Wouldn’t it be great if you could start your new job as a creative agency Researcher or Planner and you were able to engage with your colleagues on a level footing, all eager to learn, instead of being overwhelmed by concentrated brand ideas, lofty brand pyramids, funnels of dubious origin and clients demanding ‘hard’ business effects?

Of course, research and strategy professionals shouldn't complain too much - we have the outstanding 'A Master Class in Brand Planning: The Timeless Works of Stephen King’, Les Binet and Peter Field’s work on effectiveness, Warc’s treasure trove, doorstoppers 1 - 23 of Advertising Works and much more. However, informal yet informative events like Open Strategy’s School of Planning are very welcome. Set up by Matt Butler and Jonathan Colmenares, the School of Planning aims to demystify research and strategy in an open-minded and collaborative environment, so we can all start to improve our work.
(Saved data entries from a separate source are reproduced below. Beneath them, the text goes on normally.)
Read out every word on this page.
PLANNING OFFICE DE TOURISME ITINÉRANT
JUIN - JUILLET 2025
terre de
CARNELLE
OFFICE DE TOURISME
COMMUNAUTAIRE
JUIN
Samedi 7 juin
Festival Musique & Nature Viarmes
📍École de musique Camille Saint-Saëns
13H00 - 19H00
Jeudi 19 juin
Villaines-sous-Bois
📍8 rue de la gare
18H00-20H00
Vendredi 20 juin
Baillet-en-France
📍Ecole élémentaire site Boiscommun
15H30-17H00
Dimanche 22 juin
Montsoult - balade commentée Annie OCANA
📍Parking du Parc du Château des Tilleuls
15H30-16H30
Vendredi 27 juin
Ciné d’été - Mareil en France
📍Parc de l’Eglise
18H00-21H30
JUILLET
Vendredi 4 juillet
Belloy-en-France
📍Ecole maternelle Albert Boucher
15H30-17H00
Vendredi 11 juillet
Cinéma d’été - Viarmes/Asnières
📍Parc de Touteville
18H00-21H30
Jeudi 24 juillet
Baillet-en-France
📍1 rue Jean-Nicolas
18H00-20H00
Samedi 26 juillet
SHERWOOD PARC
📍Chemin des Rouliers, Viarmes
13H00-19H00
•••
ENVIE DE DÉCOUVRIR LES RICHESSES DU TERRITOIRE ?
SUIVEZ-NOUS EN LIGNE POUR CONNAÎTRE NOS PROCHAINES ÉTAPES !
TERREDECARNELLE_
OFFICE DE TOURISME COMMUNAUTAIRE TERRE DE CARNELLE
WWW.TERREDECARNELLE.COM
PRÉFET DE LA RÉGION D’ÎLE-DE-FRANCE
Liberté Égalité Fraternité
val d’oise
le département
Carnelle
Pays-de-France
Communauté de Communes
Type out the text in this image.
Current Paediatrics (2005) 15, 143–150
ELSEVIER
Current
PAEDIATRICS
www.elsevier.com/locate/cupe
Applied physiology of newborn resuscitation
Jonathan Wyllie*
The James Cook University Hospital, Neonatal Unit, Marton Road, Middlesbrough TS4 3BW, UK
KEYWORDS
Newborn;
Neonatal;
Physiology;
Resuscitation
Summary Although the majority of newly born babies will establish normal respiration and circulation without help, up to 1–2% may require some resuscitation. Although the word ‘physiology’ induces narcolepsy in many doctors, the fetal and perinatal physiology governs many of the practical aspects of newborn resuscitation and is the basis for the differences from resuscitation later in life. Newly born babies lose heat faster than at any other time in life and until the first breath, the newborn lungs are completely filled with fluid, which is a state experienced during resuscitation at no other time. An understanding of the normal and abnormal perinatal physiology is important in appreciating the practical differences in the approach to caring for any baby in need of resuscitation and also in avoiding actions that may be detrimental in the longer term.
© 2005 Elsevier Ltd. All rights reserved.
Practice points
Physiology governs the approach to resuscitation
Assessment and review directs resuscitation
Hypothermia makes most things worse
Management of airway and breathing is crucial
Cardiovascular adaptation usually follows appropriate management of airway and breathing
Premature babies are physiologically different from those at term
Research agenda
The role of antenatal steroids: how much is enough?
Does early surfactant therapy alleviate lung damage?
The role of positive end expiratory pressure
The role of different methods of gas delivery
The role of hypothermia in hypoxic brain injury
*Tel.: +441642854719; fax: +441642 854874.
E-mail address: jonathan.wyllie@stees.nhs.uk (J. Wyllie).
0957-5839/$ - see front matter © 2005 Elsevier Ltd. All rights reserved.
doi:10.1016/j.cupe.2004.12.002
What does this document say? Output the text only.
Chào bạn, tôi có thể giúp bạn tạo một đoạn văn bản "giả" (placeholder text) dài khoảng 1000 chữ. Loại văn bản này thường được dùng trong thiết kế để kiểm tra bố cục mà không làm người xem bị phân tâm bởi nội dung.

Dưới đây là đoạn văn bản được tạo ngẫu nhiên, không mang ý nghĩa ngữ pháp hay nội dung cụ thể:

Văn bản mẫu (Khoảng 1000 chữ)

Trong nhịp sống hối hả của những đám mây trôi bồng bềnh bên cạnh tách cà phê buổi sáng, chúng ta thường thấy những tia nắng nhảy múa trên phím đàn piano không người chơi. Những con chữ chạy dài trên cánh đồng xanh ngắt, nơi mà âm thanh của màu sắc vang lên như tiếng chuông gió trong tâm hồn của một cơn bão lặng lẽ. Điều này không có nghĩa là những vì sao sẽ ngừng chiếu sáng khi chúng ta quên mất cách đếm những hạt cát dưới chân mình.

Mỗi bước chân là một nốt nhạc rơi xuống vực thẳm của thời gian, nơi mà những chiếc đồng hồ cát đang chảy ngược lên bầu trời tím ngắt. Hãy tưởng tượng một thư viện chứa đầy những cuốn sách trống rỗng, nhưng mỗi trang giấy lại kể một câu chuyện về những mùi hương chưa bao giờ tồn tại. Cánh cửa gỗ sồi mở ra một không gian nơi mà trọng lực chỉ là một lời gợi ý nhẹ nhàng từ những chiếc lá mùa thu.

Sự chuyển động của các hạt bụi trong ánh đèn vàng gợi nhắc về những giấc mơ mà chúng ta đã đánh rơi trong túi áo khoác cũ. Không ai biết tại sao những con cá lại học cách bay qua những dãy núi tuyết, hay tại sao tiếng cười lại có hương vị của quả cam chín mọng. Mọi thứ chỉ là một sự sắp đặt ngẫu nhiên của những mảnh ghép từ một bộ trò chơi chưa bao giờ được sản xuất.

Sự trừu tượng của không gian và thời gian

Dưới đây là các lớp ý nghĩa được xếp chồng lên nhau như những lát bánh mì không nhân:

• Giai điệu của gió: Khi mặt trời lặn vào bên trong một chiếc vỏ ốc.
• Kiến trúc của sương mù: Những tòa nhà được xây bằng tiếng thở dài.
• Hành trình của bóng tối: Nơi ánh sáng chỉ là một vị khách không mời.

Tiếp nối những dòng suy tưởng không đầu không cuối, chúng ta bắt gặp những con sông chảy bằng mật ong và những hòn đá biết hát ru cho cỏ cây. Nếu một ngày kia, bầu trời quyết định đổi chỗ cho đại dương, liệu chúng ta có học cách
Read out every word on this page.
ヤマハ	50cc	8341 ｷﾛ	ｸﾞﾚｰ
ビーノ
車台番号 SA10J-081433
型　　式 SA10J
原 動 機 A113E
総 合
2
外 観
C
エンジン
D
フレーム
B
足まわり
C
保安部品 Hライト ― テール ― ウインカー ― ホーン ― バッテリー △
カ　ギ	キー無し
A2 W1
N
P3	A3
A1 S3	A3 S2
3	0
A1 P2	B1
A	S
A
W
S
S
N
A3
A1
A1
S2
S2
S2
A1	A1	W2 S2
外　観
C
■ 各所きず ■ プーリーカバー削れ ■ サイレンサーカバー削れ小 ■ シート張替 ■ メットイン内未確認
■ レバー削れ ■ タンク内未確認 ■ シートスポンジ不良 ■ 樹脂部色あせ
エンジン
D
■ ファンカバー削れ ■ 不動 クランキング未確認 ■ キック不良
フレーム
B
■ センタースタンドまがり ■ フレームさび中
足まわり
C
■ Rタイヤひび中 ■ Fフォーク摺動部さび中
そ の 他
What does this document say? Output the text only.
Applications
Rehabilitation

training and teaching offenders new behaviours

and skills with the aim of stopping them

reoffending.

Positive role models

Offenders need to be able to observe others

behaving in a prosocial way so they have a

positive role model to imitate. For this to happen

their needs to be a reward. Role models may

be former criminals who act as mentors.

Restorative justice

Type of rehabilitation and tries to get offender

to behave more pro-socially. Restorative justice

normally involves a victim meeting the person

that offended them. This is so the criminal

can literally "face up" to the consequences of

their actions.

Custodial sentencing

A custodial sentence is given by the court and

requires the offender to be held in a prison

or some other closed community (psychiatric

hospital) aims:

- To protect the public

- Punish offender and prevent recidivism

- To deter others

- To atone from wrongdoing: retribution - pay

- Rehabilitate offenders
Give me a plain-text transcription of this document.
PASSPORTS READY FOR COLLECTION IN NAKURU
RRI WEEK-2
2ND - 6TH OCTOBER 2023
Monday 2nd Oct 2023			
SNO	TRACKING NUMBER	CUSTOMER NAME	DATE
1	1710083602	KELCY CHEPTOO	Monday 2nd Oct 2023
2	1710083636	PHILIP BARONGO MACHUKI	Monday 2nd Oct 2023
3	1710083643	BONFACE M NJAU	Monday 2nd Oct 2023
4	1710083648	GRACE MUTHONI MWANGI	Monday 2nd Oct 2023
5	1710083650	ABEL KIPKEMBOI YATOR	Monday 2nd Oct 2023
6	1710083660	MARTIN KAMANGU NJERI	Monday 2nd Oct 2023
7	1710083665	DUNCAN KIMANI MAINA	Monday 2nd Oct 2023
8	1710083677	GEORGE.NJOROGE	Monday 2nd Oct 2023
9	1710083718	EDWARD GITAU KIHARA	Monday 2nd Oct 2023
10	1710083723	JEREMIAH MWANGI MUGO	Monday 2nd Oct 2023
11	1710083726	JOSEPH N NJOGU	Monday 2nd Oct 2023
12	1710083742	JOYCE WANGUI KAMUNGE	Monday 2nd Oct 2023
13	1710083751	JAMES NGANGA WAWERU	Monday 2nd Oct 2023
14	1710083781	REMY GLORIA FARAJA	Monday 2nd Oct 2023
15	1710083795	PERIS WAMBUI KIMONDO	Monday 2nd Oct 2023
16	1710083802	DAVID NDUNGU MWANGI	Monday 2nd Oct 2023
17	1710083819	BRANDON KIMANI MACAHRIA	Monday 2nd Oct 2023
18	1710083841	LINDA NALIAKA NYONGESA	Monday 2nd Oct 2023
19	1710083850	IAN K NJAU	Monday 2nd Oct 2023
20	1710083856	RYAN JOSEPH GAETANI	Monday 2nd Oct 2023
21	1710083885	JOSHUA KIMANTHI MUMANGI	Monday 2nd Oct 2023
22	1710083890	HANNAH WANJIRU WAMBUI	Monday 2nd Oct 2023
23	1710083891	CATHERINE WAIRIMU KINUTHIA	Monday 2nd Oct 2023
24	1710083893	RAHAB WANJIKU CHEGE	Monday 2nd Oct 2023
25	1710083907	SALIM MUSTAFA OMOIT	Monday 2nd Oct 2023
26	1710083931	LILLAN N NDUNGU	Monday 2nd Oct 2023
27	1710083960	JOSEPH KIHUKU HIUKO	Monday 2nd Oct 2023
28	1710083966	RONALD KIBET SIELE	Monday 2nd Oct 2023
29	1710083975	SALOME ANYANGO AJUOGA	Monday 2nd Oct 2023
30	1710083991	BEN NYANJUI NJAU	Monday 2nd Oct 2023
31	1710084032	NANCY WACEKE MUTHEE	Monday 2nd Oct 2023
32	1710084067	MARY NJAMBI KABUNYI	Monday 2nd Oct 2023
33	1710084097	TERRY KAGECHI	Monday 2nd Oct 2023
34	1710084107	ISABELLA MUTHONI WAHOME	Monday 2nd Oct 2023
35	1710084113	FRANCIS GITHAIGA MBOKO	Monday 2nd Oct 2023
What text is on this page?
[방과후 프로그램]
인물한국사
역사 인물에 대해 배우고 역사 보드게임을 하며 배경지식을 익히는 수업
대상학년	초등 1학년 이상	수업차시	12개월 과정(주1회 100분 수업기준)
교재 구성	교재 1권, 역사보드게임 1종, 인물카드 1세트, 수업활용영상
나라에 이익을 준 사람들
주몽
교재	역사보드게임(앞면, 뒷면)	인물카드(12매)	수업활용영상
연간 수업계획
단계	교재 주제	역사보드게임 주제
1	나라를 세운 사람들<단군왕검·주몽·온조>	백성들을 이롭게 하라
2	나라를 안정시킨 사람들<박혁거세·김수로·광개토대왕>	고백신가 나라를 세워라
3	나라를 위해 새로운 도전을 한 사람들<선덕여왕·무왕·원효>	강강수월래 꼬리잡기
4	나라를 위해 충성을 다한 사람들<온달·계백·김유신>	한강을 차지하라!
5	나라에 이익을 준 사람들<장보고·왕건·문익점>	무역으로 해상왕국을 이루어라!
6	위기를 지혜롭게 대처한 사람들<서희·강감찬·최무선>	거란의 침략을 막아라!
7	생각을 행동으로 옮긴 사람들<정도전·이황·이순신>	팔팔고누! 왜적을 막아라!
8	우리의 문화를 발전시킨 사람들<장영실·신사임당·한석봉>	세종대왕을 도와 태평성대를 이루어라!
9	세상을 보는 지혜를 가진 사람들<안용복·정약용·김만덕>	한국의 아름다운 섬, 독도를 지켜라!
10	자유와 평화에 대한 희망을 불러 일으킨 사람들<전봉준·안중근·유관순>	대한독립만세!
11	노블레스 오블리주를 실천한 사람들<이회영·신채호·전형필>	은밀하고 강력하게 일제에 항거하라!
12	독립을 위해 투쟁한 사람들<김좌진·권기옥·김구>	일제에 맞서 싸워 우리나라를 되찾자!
Firstly, Mark Pollard spoke about different ways through which we could train our ‘insight muscles’. To Pollard, insights are often uncomfortable and are therefore best generated through tension. An insight should provoke a reaction, so the best places to find insights are the aspects in life where people feel slightly uncomfortable. ‘That’s so true’ should be coupled with ‘cripes, I don’t know how I feel about that’. He argued that creative executions based on consensual insights run the risk of fading into the background. Getting into your discomfort zone opens up the behaviours where the original and insightful thinking happens - and that is where good strategy is created.

Next, Huntington presented us with his seven sins of planning (see them all here). Huntington proposed a series of ideas such as: Planners ought not to envy the makers (e.g. creatives), but instead come up with ideas that could start to solve problems; they should discard their pride to recognise that “changing reality is the only fit job for a Planner” (a grand thought - but he explained it well).

Also, Huntington spoke about the need for Planners to embrace diversity and inclusivity. Of course, much work can be done to make creative agencies more diverse, both in their staffing and creative messaging. However, I would add that we can be guilty of minimising or even ignoring other people, such as Trump voters or Brexiteers. We don’t necessarily need to agree with them, but, in my opinion, we should at least know who they are through research.

But most of Huntington’s points hit home, including the need to keep closer to the consumer than a ‘wishful thinking’ client, and the need to step outside of the ‘planning echo chamber’ to build an approach based on your own insights and solutions.

Overall, there was much to learn from the event. The School of Planning is a great example of Researchers and Planners doing it for themselves, proving their interest in getting to grips with today’s ever changing world.